Since Strand uses biological mechanism to predict toxicity, its approach will be useful to predict the toxicity of completely new drugs. Other researchers are now trying this approach but they are in academic centres. One of the most prominent is the Virtual Liver Network in Germany funded by the government, which looks at modeling liver function in excruciating detail. The US Environment Protection Agency is also funding a project to model the liver at similar depth. Both use a bottom-up approach, looking at the liver function in totality rather than those that are important in toxicity. The Hamner Institute of Health Sciences in North Carolina, like Strand, is developing a model using a top-down approach, beginning with pathways that are important in toxicity and then slowly working its way down. It product, called Dili-Sim, has been funded by the FDA and 11 pharma companies, but it is not planned as a commercial version.

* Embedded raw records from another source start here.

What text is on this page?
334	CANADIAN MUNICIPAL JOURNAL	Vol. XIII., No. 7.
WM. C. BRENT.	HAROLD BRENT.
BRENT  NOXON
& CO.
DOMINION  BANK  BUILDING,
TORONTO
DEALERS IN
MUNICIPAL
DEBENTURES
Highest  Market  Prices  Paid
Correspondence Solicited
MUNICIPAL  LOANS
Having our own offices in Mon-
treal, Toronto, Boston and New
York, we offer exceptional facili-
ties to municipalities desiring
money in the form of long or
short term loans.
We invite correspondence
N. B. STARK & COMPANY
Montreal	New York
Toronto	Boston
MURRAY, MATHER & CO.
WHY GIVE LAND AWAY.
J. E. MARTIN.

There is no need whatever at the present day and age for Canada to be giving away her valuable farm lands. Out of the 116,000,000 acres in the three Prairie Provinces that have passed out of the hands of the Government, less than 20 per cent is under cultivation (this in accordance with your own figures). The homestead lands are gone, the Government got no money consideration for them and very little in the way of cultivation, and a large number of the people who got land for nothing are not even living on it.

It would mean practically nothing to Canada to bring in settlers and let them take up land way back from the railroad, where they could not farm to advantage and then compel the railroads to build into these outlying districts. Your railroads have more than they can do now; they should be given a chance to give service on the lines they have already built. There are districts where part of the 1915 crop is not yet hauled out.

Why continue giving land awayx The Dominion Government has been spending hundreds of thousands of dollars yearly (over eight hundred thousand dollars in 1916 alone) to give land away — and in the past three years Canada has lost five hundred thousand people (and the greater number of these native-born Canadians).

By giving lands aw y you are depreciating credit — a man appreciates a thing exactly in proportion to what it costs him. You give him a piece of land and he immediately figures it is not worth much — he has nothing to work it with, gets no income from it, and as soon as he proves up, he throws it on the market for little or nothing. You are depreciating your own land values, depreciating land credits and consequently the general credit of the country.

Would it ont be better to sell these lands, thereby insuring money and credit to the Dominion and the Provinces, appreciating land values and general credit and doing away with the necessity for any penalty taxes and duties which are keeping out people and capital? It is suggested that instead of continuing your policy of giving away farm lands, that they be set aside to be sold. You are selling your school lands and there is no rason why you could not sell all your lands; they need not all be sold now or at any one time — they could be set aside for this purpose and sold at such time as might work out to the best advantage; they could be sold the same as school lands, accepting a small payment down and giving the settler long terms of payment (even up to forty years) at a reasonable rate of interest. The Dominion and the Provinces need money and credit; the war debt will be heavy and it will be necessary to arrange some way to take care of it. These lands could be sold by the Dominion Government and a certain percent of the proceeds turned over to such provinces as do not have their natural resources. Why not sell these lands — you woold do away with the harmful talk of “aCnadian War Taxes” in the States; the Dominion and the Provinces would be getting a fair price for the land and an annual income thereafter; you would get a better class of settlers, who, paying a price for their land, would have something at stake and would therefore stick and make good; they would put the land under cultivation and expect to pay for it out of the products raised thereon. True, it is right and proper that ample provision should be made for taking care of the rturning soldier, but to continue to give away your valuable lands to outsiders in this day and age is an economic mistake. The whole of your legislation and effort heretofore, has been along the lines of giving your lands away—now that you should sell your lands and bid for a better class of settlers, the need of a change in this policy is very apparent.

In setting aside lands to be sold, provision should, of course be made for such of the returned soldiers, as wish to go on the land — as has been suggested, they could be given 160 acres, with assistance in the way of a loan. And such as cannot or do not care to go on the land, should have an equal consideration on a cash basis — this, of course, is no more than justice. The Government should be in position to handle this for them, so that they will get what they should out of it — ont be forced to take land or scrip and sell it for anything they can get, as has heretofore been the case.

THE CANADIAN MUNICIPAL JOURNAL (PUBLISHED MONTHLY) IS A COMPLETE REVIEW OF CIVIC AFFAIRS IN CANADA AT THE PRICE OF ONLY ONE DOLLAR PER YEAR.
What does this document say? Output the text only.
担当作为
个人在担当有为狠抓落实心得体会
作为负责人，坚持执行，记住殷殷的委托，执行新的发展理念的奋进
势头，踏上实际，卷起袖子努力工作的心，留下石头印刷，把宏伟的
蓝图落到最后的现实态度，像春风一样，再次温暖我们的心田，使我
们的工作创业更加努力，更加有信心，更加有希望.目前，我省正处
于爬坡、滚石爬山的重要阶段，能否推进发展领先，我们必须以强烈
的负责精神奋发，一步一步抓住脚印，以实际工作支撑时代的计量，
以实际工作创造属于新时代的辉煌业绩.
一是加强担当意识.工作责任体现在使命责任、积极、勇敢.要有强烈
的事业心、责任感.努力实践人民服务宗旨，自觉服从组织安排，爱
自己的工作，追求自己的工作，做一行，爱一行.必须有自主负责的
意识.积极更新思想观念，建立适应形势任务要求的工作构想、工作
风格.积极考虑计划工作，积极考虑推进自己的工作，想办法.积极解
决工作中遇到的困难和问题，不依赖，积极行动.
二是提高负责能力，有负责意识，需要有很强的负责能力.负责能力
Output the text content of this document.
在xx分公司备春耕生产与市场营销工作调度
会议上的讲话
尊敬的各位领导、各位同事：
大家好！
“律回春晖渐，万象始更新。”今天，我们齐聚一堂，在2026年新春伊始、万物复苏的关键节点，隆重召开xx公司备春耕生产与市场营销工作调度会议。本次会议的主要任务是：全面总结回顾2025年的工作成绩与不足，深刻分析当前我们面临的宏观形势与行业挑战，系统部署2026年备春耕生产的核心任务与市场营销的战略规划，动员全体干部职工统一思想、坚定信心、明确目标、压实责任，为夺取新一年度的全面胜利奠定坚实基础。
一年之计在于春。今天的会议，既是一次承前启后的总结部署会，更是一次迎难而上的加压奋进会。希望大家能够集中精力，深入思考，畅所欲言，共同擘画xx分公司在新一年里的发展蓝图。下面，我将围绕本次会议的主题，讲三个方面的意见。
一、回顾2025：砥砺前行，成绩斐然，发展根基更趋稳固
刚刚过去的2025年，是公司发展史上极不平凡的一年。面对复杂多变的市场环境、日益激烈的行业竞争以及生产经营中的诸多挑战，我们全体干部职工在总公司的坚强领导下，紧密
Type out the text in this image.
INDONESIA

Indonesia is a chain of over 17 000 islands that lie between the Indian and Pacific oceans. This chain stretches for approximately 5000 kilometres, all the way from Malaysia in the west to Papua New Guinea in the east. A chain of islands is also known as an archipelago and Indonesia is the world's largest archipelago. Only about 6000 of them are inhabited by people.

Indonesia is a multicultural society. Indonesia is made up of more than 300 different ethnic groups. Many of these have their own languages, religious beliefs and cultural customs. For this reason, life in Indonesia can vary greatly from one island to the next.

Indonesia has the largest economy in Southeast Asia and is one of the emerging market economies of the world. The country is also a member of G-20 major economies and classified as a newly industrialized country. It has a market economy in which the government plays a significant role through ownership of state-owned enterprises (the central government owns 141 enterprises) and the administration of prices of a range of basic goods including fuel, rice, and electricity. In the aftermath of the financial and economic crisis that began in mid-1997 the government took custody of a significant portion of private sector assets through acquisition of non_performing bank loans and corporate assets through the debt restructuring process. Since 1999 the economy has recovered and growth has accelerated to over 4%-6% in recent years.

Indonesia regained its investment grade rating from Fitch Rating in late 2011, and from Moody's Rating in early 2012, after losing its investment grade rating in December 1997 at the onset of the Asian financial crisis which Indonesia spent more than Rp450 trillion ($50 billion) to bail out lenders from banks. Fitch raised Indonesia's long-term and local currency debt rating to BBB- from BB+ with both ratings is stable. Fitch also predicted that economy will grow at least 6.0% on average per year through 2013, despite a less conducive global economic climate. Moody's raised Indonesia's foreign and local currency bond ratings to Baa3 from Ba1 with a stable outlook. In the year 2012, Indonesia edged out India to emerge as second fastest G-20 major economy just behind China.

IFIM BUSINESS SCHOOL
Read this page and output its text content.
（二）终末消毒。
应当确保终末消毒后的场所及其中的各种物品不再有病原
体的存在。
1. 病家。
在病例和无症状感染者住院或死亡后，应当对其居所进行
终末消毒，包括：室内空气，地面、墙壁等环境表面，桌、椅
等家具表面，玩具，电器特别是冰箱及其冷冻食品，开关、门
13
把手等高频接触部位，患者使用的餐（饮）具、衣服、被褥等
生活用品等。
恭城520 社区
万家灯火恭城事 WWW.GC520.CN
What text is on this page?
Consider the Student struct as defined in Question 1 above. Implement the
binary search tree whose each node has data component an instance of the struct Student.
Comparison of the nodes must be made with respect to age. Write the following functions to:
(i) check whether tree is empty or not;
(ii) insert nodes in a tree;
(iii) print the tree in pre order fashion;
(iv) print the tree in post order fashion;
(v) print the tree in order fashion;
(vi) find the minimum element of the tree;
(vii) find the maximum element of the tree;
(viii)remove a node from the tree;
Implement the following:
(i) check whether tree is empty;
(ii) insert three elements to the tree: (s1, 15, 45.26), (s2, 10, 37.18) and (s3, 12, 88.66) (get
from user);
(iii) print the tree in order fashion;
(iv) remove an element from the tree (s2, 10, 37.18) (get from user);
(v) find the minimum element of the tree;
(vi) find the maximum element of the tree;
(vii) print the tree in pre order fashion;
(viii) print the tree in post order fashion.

Strand could take use this product in multiple ways. It can be used, as is being done now, to deliver value-added services; even if new methods of toxicity testing emerge - like stem -cell-based tissue engineering - the Strand methods can be used to understand the reasons for toxicity. Strand can package and sell the software model as a commercial product, along with the biological assays (tests). It could also be the beginnings of another important business: clinical services. "Once we incorporate human toxicity into the model, we could use this product to begin a clinical services business," says Vijay Chandru, CEO of Strand. That would be one year away. The company may need to open up its platform at some stage to get full value. "The current model of Strand cannot become part of regulatory decision-making," says Watkins. Strand intends to keep it that way for the moment.